Search code examples
pythonvisualizationk-means

How do I assign colors to clusters in kmeans?


I keep getting error messages for my kmeans clustering. Note: I am extremely new to everything and coding in general, so I am also looking to improve in any way. I tried personally defining each color, but that did not work either.

# create map
map_clusters = folium.Map(location=[latitude, longitude], zoom_start=11)

# set color scheme for the clusters
x = np.arange(kclusters)
ys = [i + x + (i*x)**2 for i in range(kclusters)]
colors_array = cm.rainbow(np.linspace(0, 1, len(ys)))
rainbow = [colors.rgb2hex(i) for i in colors_array]

# add markers to the map
markers_colors = []
for lat, lon, poi, cluster in zip(pittsburgh_merged['Latitude'], 
pittsburgh_merged['Longitude'], pittsburgh_merged['Neighborhood'], 
pittsburgh_merged['Cluster Labels']):
label = folium.Popup(str(poi) + ' Cluster ' + str(cluster), 
parse_html=True)
folium.CircleMarker(
[lat, lon],
radius=5,
popup=label,
color=rainbow[cluster-1],
fill=True,
fill_color=rainbow[cluster-1],
fill_opacity=0.7).add_to(map_clusters)

map_clusters

I expect an output of the map_clusters to be visible. It is supposed to be a map of Pittsburgh with venues organized by colors. Hence the rainbow assignment. However, I keep getting the "TypeError: list indices must be integers or slices, not float" error for the color and fill_color assignments.


Solution

  • The error you are receiving means that the index that you are using to access the list rainbow is not an integer, but a float.

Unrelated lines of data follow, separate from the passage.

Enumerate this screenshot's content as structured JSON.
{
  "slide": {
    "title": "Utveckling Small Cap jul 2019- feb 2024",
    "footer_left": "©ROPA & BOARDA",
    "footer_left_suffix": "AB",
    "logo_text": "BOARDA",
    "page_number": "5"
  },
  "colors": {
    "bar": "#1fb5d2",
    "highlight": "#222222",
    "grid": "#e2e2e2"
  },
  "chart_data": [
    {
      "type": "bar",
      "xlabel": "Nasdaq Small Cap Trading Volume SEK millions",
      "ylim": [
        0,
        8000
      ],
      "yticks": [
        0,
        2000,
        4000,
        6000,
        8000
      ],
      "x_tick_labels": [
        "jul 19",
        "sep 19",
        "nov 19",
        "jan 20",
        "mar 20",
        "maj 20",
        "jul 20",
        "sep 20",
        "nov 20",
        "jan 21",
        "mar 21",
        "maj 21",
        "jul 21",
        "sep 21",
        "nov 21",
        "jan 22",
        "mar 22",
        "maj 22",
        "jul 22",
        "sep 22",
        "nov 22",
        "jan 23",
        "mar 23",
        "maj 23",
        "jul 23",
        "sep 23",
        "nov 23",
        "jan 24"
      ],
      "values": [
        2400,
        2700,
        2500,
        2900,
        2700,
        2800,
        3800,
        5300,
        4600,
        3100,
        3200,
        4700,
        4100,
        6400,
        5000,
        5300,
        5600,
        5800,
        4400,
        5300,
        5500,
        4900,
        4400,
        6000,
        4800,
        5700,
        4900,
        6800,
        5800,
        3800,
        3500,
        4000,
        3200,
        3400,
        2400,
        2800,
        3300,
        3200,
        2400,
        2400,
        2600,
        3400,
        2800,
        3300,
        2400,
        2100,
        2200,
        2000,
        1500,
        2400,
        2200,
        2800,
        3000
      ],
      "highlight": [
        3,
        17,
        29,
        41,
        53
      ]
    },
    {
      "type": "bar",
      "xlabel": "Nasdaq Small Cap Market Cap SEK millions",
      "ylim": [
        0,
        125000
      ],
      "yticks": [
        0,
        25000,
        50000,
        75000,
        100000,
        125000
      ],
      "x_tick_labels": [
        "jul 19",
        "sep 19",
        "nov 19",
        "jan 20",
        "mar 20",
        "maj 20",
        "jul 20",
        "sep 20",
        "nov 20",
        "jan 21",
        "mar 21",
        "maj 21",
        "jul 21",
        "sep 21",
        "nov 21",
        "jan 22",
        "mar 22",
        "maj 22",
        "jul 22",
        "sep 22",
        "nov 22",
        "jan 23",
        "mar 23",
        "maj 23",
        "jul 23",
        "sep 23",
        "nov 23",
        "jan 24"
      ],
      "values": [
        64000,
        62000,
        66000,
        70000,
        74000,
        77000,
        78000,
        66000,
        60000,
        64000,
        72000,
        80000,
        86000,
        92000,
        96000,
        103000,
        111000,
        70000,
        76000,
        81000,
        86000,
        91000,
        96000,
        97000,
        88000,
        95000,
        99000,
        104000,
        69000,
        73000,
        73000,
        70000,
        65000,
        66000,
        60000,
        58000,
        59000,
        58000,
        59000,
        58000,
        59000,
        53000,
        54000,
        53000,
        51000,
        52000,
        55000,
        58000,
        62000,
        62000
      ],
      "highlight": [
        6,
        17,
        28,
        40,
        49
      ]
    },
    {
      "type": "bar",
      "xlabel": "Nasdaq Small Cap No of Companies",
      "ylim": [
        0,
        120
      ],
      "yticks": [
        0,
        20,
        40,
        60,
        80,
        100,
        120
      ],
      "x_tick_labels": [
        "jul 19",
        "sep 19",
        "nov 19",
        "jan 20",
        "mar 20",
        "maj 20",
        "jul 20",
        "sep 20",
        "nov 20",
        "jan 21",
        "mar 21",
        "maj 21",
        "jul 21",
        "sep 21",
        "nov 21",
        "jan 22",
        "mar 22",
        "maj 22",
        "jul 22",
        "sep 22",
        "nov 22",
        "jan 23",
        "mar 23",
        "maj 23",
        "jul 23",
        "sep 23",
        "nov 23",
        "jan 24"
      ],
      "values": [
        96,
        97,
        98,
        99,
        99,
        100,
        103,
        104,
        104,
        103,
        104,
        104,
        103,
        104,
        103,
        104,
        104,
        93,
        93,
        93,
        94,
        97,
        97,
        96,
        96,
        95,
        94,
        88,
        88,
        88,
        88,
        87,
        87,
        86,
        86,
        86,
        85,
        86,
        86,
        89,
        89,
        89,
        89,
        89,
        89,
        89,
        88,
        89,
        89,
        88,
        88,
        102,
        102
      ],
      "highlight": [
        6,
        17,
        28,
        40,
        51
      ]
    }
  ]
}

In this case, you are trying to access element cluster - 1 of the list rainbow. However, the expression cluster - 1 seems to be a float, which in turn implies that the variable cluster does not contain an int, but a float. Try to make sure that you are passing in integer, for example by casting the variable to an integer:

    color = rainbow[int(cluster)-1]

    However, this depends on the actual content of the variable and will not work if cluster contains a nan-value like inf. In this case (or all cases, actually), you should take a look at the data you have and make sure that is makes sense. Since you are trying to do k-means and receive float values and even nan-values for your cluster labels, it is possible that something went wrong earlier during the clustering process. Try looking at the actual content of the pittsburgh_merged variable by printing its content.